On est en 1942, en pleine Seconde Guerre mondiale. De France parviennent des informations sur la tragédie du Vélodrome d'Hiver, à Paris. Charles Journet rédige un article destiné à la revue Nova et Vetera, dont il est l'un des deux cofondateurs. Un texte traitant de l'obéissance et de la désobéissance à un ordre inique, de la résistance passive et des droits de la conscience face à l'Etat. Censuré! L'évêque Marius Besson donne de la crosse: «Nous n'avons pas le droit, nous Suisses, qui sommes à une heure vraiment tragique, d'exposer la sécurité de notre pays en élevant des protestations contre des mesures qui, pour le moment, ne l'atteignent pas d'une manière directe.» Réponse du prêtre meurtri: «…Dites-moi aussi, Monseigneur, qu'on n'est jamais dispensé de témoigner des toutes grandes vérités de la morale surnaturelle et de la morale naturelle, en quelque pays et à quelque époque qu'on vive.»

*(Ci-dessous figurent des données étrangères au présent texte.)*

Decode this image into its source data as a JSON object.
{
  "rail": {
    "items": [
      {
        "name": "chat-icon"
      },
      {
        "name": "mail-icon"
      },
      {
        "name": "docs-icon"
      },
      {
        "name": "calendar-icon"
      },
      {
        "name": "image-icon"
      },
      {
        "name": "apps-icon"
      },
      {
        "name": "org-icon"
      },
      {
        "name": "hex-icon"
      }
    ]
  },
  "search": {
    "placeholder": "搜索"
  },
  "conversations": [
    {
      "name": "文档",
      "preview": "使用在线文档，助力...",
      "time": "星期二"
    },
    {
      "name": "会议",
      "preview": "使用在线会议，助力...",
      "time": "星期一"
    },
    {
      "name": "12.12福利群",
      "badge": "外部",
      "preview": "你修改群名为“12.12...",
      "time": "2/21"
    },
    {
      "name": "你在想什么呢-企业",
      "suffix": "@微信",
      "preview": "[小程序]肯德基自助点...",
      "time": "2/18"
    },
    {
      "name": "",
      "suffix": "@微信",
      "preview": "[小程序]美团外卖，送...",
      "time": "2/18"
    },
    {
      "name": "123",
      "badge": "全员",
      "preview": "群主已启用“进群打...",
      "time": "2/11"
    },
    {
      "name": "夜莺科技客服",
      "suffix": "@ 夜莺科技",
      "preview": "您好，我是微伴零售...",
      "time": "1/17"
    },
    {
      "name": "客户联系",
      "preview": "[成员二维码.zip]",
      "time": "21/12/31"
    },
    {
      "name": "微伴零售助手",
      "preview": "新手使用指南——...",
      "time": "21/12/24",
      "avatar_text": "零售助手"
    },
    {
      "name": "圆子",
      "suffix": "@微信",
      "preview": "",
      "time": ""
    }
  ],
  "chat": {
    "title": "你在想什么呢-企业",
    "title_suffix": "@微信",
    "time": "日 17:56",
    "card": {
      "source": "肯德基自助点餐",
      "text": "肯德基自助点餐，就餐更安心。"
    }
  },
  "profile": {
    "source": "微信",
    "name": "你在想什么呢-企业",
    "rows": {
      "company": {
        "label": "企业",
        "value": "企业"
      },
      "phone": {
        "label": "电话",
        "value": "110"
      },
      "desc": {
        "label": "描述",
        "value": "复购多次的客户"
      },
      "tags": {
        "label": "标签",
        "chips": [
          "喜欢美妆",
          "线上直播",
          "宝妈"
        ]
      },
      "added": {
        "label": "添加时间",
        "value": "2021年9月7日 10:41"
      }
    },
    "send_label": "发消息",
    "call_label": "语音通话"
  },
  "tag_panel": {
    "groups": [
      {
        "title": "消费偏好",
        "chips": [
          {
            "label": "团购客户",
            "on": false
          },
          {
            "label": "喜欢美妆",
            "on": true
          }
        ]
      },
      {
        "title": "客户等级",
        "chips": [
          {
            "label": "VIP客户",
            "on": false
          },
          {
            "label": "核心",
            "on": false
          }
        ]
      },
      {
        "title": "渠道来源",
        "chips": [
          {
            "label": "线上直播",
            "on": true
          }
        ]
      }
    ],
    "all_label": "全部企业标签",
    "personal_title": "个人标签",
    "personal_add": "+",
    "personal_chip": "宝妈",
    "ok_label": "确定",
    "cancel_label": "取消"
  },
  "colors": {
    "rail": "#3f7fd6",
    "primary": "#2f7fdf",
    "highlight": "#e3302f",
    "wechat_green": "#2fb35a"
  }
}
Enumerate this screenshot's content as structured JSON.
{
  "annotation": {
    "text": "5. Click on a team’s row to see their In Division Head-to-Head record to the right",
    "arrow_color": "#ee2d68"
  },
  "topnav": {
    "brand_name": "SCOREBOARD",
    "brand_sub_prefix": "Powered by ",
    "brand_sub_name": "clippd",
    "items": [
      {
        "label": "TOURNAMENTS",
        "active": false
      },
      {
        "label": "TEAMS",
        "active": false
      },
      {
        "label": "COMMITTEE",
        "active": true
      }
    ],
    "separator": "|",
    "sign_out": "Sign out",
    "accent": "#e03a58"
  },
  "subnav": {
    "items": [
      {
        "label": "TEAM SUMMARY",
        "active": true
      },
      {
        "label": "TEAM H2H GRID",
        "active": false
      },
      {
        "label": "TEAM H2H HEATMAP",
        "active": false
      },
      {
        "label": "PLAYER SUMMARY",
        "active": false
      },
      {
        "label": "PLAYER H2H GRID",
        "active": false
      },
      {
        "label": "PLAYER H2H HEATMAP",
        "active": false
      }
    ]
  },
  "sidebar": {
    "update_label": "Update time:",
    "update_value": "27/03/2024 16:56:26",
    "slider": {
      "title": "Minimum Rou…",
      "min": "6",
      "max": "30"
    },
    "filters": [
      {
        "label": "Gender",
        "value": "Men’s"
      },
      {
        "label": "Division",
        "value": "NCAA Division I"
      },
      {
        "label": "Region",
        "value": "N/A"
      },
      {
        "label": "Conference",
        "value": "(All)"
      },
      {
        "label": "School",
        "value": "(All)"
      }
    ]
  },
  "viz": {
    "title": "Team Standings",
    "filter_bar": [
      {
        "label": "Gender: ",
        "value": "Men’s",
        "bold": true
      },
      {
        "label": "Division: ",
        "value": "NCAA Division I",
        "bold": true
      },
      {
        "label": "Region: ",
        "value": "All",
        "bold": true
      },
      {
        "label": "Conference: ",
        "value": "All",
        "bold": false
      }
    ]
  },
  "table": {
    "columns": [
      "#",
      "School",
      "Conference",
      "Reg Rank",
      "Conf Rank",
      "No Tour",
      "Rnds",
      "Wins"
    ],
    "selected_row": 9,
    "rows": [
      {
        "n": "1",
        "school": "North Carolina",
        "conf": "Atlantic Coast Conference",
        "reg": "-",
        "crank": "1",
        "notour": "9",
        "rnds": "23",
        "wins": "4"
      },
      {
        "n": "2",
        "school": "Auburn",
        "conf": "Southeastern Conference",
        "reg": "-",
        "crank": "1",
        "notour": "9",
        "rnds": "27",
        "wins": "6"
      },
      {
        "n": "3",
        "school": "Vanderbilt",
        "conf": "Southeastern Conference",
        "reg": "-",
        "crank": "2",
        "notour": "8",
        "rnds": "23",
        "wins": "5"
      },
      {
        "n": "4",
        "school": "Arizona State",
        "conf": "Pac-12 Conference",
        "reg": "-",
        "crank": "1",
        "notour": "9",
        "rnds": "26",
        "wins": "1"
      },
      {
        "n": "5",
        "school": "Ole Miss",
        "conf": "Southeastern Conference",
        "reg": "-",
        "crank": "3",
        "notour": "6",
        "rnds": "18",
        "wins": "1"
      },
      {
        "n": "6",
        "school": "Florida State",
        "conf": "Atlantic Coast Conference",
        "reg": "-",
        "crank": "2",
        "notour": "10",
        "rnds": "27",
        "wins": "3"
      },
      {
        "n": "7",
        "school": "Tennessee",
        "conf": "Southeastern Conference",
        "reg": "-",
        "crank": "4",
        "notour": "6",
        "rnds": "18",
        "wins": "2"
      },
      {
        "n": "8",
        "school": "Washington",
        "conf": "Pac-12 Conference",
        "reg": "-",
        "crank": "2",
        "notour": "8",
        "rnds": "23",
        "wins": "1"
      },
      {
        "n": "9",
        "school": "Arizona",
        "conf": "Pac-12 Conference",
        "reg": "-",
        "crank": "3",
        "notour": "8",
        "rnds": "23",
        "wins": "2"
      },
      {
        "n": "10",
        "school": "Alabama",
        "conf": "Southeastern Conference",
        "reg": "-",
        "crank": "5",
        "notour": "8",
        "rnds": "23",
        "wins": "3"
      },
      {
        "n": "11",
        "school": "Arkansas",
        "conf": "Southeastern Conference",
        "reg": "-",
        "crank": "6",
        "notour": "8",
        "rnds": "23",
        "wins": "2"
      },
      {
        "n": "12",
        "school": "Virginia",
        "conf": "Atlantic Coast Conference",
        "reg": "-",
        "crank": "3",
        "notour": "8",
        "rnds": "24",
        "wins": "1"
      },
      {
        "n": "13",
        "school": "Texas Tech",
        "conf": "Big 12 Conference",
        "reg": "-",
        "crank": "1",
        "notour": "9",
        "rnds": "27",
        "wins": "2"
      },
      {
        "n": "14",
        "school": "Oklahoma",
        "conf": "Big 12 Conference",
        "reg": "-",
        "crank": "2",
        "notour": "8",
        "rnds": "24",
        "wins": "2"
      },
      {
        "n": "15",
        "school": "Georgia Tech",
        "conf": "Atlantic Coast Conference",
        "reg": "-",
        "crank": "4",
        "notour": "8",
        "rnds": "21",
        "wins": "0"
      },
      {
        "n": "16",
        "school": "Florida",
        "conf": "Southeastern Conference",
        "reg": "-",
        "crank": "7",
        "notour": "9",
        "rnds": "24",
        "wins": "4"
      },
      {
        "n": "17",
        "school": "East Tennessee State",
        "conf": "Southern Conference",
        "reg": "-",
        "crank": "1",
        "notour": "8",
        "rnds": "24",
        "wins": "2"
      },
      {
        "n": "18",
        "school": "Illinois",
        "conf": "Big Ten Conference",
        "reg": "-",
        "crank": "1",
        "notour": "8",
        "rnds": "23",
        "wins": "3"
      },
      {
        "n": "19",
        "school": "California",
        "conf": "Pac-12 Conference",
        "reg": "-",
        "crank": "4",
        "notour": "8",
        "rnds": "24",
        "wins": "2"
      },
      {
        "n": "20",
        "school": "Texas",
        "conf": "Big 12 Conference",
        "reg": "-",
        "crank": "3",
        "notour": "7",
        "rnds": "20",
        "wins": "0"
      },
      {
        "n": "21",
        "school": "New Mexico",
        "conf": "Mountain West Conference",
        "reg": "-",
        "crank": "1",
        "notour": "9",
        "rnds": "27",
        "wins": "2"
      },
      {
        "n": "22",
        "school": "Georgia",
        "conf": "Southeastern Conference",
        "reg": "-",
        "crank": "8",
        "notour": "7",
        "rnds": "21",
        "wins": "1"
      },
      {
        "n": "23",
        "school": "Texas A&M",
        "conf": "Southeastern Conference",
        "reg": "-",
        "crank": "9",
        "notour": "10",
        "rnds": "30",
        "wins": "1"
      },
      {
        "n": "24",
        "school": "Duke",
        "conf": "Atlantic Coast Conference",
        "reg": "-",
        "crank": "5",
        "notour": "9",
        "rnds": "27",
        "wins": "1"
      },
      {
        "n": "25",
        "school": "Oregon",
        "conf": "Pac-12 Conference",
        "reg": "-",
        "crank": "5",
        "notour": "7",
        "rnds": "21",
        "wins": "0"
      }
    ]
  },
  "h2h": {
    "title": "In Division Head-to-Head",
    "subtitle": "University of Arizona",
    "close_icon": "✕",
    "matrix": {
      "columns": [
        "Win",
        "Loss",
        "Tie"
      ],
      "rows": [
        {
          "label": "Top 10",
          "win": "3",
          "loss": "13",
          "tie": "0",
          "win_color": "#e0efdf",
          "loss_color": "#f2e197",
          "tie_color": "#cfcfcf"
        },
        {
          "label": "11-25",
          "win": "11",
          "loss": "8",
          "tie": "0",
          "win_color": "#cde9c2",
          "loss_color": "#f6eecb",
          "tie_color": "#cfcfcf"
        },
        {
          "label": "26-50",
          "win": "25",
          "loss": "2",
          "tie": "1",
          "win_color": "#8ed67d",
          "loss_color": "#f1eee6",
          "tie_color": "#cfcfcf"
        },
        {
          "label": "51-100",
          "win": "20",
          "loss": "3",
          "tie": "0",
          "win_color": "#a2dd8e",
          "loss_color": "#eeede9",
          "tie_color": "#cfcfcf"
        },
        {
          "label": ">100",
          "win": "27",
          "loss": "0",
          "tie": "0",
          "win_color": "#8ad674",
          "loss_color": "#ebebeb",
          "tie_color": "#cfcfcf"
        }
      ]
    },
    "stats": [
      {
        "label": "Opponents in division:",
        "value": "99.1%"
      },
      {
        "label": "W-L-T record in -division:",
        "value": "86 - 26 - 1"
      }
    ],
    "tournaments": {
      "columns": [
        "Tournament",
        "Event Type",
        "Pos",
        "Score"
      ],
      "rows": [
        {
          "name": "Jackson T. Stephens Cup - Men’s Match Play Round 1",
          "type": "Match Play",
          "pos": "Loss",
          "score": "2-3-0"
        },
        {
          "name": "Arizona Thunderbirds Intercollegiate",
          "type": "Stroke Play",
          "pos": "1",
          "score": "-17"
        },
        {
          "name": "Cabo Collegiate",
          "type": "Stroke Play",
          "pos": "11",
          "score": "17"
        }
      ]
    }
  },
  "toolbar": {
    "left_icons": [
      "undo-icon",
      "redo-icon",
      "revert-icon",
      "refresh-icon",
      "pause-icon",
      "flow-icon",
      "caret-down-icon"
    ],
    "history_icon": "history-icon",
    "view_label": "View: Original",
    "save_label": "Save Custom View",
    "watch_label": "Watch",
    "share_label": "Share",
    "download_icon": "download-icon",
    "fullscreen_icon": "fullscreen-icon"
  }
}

Cinquante-sept ans après, il est tentant d'instruire le procès d'un prélat taillé dans le bois dont on fait les flûtes et d'ériger une statue à l'inflexible professeur condamné au silence. La réalité de ces années d'encerclement ne se prête pas au simplisme. Toute l'action de Marius Besson à la tête de son diocèse porte la marque d'une prudence poussée jusqu'à la pusillanimité. Rien ne permet d'affirmer que la publication des pages courageuses de Charles Journet serait restée sans conséquences pour la Suisse même si l'on sait, maintenant, que l'intérêt de l'Allemagne pour les banques et l'industrie helvétiques l'emportait sur les fâcheries provoquées par de rares rappels des «exigences chrétiennes en politique».

Les circonstances n'étant plus que ce qu'elles furent alors, ce serait lâcheté de cacher la surprise et la peine que l'on éprouve d'apprendre que le Saint-Siège est intervenu à Londres et à Madrid en faveur d'Augusto Pinochet. On veut bien admettre que beaucoup de choses au Vatican se font à l'insu d'un pape trop affaibli pour diriger vraiment l'Eglise. On serait porté à croire que cette situation est mise à profit par les réseaux de l'Opus Dei. N'y aurait-il plus, dans le clergé, de ces voix à la Charles Journet pour retenir l'Eglise catholique de succomber à cette coupable tendresse trop souvent témoignée aux bourreaux de la liberté?

*Journet-Maritain, correspondance 1940-1949. Volume III. Editions Saint-Augustin.Voir aussi l'excellente étude de Guy Boissard dans «Nova et Vetera», 1998/3.